Former Gov. Rick Snyder testifies about his staff's role in the Flint water crisis
(6/25/2020) - Former Gov. Rick Snyder was forced to answer questions under oath about the Flint water crisis on Thursday.
He's testifying in civil lawsuits with the hearing scheduled to last through Friday. It's only the second time Snyder has faced questioning about the crisis.
The former governor isn't sharing what he knew, but what his staff did.
The deposition was conducted over a live video chat and was not open to the public. Because this was a deposition in a civil case, what Snyder says is kept private.
This hearing actually wasn't going to happen, but earlier this month the 6th Circuit U.S. Court of Appeals ruled that Snyder has to give the deposition. But he can only speak to what others did or didn't do regarding the water crisis -- not his own actions.
"There have been lower courts that have said that he enjoys governmental immunity, so he doesn't have to testify. But that decision is still being appealed," said attorney Nicholas Robinson. "So at this time, he does not have to testify about about his role in the process."
The attorneys questioning Snyder are working to remove that governmental immunity.
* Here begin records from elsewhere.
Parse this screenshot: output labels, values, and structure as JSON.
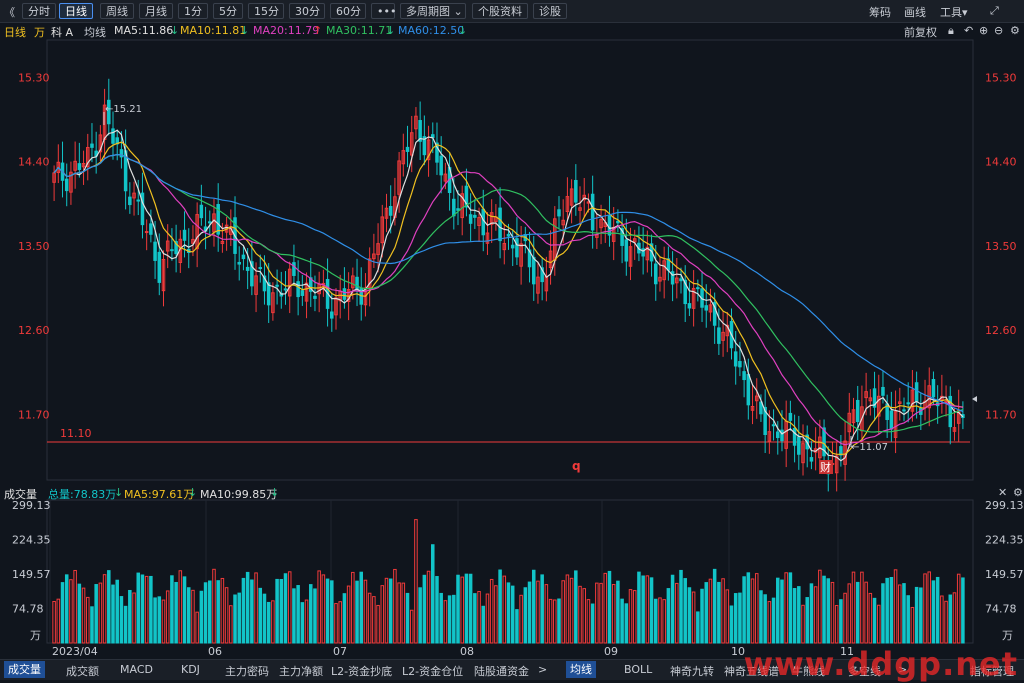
{
  "toolbar": {
    "back_glyph": "《",
    "tabs": [
      "分时",
      "日线",
      "周线",
      "月线",
      "1分",
      "5分",
      "15分",
      "30分",
      "60分",
      "•••",
      "多周期图 ⌄",
      "个股资料",
      "诊股"
    ],
    "active_index": 1,
    "right": [
      "筹码",
      "画线",
      "工具▾"
    ]
  },
  "header": {
    "period": "日线",
    "unit_glyph": "万",
    "stock_name": "科 A",
    "mode": "均线",
    "ma": [
      {
        "label": "MA5:11.86",
        "arrow": "↓",
        "color": "#e0e0e0",
        "arrow_color": "#27c089"
      },
      {
        "label": "MA10:11.81",
        "arrow": "↓",
        "color": "#f0c020",
        "arrow_color": "#27c089"
      },
      {
        "label": "MA20:11.79",
        "arrow": "↑",
        "color": "#e040c0",
        "arrow_color": "#f03a3a"
      },
      {
        "label": "MA30:11.71",
        "arrow": "↓",
        "color": "#30c060",
        "arrow_color": "#27c089"
      },
      {
        "label": "MA60:12.50",
        "arrow": "↓",
        "color": "#2f8fe8",
        "arrow_color": "#27c089"
      }
    ],
    "fq": "前复权"
  },
  "price_axis": {
    "ticks": [
      "15.30",
      "14.40",
      "13.50",
      "12.60",
      "11.70"
    ]
  },
  "annotations": {
    "high": "←15.21",
    "low": "←11.07",
    "support": "11.10",
    "q_marker": "q",
    "cai_marker": "财"
  },
  "volume": {
    "title": "成交量",
    "total": "总量:78.83万",
    "total_arrow": "↓",
    "ma5": "MA5:97.61万",
    "ma5_arrow": "↓",
    "ma10": "MA10:99.85万",
    "ma10_arrow": "↓",
    "ticks": [
      "299.13",
      "224.35",
      "149.57",
      "74.78",
      "万"
    ]
  },
  "months": [
    "2023/04",
    "06",
    "07",
    "08",
    "09",
    "10",
    "11"
  ],
  "bottom_tabs": [
    "成交量",
    "成交额",
    "MACD",
    "KDJ",
    "主力密码",
    "主力净额",
    "L2-资金抄底",
    "L2-资金仓位",
    "陆股通资金",
    ">",
    "均线",
    "BOLL",
    "神奇九转",
    "神奇五线谱",
    "牛熊线",
    "多空线",
    ">",
    "指标管理"
  ],
  "watermark": "www.ddgp.net",
  "colors": {
    "up": "#f03a3a",
    "down": "#12c4c8",
    "bg": "#10151d"
  },
  "chart_data": {
    "type": "candlestick",
    "title": "",
    "ylim_price": [
      11.0,
      15.7
    ],
    "ylim_volume": [
      0,
      310
    ],
    "ma_last": {
      "MA5": 11.86,
      "MA10": 11.81,
      "MA20": 11.79,
      "MA30": 11.71,
      "MA60": 12.5
    },
    "high_mark": 15.21,
    "low_mark": 11.07,
    "support_line": 11.1,
    "volume_total": 78.83,
    "volume_ma5": 97.61,
    "volume_ma10": 99.85
  }
}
So, he eventually may be forced to answer questions regarding his own culpability when it comes to the cause of the water crisis and what he did or didn't do after the water was contaminated.
The first time Snyder testified under oath was before Congress in March 2016. He told lawmakers he didn't learn of the Legionnaires' disease outbreak until 2016 -- a day before he declared the water crisis an emergency and nearly a year after the first outbreak.
But during a hearing for one of the criminal cases, one of Snyder's aides suggested the emergency could have been declared sooner. Harvey Hollins testified that he told Snyder about the outbreak in December 2015.
Snyder has not been charged criminally, but Robinson said anything he says during the deposition could be used against him down the line.
"It's certainly a possibility and I can't say that for certain, but we've all heard since we were just little that anything that you say can and will be used against you," Robinson said. "So if ... there was testimony under oath, then that at the very minimum could expose him to certain perjury charges, let alone criminal responsibility for actually being culpable for all of this happen."
The Michigan Attorney General's Office is representing Snyder. A spokesman declined to comment.
More updates about the Flint water crisis civil cases will be released after the deposition is complete.